DE ANGELIS SPURNED BY WOWSERS IN DEVELOPMENT-HUNGRY LIVERPOOL

Prominent Sydney hotelier Peter De Angelis is fighting to overcome an emotion-driven backlash against a new pub development in the booming Liverpool LGA.

De Angelis Hotel Investments (DHI) recently submitted the second Development Application for the Fontainebleau Motor Inn site on the Hume Highway, after a petition by locals based on the hotel’s proximity to Casula Public School shut down the original application.

Despite the proposed hotel’s family-friendly focus and DHI’s attempts to show it will improve the facilities for locals, the complicit involvement of hundreds of ‘signatures’ from school children has garnered support from scandal-hungry media and politicians eager to score community points.

The critics’ arguments have thus far focused on the proposed hotel’s ‘detrimental influence’ on the children, despite it being located 350 metres away, most of this down the six-lane Hume Highway.

But also cited is the existing motel’s “value to the community” as crisis accommodation. The original plan would have reduced the number of rooms from 32 to 20, but speaking to PubTIC, Peter De Angelis said Council made other preferences known.

Peter De Angelis_crp_adj_sml“At Council’s request, our revised DA has no accommodation rooms, as the place is in serious need of a re-make, and police statistics show it’s very high in crime.

“The place we want to build will bring a fresh venue to the area, with no live entertainment to attract a rowdy crowd, a children’s play area, security patrols in the carpark and a courtesy bus for locals seven days a week.

“Our revised DA also has the pub closing at midnight, and no bottle shop. We look after our hotels and I’m sure it’s a place people will like once it’s there.”

DHI has recently sunk several million into an impressive make-over of Burwood’s Bath Arms, sitting prominently on a corner of bustling Parramatta Road. Formerly “a good place to get glassed” – according to a local and regular – it now embodies the no-nonsense aura and quality dining offering that has become essential in the highly competitive modern Sydney pub sector.

Complainants to the Liverpool development are eager to capitalise on any mud available courtesy of DHI’s Macarthur Tavern, which once topped OLGR’s list of violent venues. Two years since that low point, it now sits equal seventh in the lesser Tier 2 list, with just 11 incidents in the year to June 2015.

Bath Arms lounge_crp_20w
Bath Arms public bar

The redevelopment of the Fontainebleau site would see a licence moved from south Liverpool’s city centre, where three licensed venues a clustered in a 50-metre radius. DHI’s track record with other mixed-use hotel operations would likely see the license relocation benefit Liverpool police.

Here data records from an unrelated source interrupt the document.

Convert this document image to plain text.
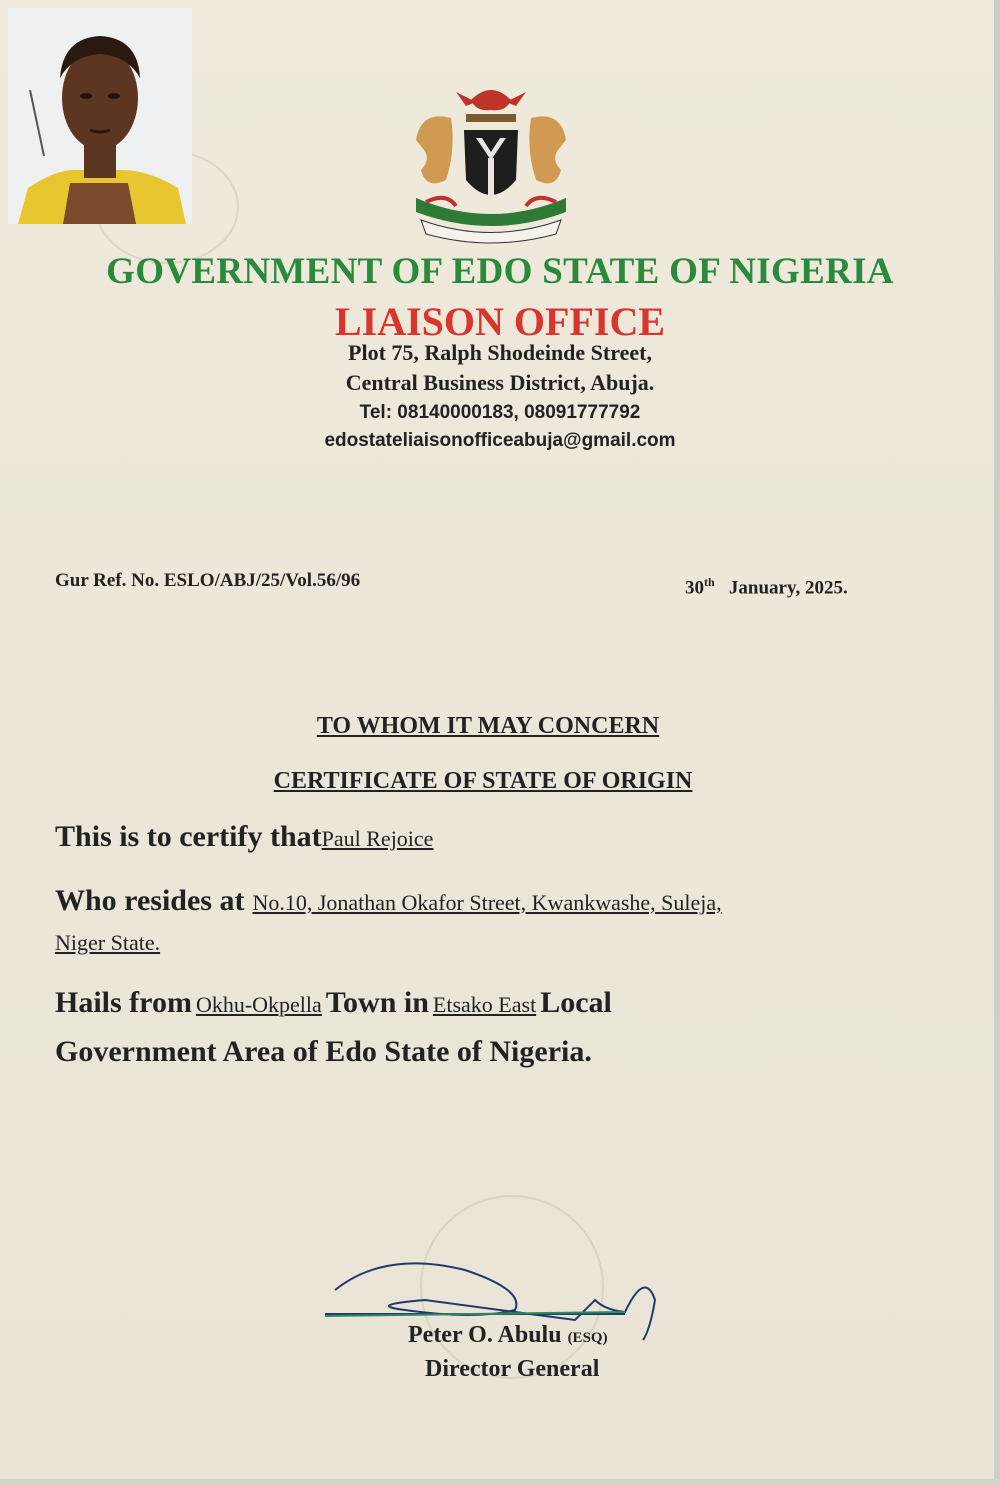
GOVERNMENT OF EDO STATE OF NIGERIA
LIAISON OFFICE
Plot 75, Ralph Shodeinde Street,
Central Business District, Abuja.
Tel: 08140000183, 08091777792
edostateliaisonofficeabuja@gmail.com
Gur Ref. No. ESLO/ABJ/25/Vol.56/96	30th January, 2025.
TO WHOM IT MAY CONCERN
CERTIFICATE OF STATE OF ORIGIN
This is to certify thatPaul Rejoice
Who resides at No.10, Jonathan Okafor Street, Kwankwashe, Suleja,
Niger State.
Hails from Okhu-Okpella Town in Etsako East Local
Government Area of Edo State of Nigeria.
Peter O. Abulu (ESQ)
Director General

But some Casula locals, driven by the Casula Community Group for Responsible Planning, remain convinced a new pub in the area will introduce problems they don’t currently have.

Speaking with PubTIC, Group representative Criss Moore said the development site is adjacent to aged care and government housing that doesn’t need this kind of influence.

Moore expressed concern as a local resident that the area is already “flooded with alcohol” and the development’s proximity to the school was an issue for her, as a teacher.

Also mentioned was research that claims the venue will result in 60 new gambling addicts in the surrounding five kilometres.

As a densely populated Band 2 district, a five kilometre radius from 467 Hume Hwy takes in many existing Clubs and hotels already available to gamblers, between them operating thousands of EGMs.

Ms Moore stressed the Group represents the feelings of the residents. The Group’s Facebook page boasts six likes and a link to a mid-2012 blogger article on the need to ban all alcohol and venues.

In her capacity as spokesperson for ‘Casula Community Group for Responsible Planning Inc’ she contacted PubTIC later today, with accusations of financial reward from DHI.

“Our community unfortunately has no confidence in you and your publication accurately and fairly reporting on this controversial DA.”

De Angelis lamented that the group’s successes don’t seem to be of as much interest as their challenges – such as learning to control 1,000 patrons on a Friday night at the Macarthur.

And efforts to demonstrate their intentions have either gone unnoticed or backfired, including an offer to improve safety lighting at the school – as part of a voluntary planning agreement that sees developers fund public amenities – misinterpreted and labelled an attempt to “buy off” the school’s management.

The matter is slated for hearing at the NSW Civil and Administrative Tribunal in December.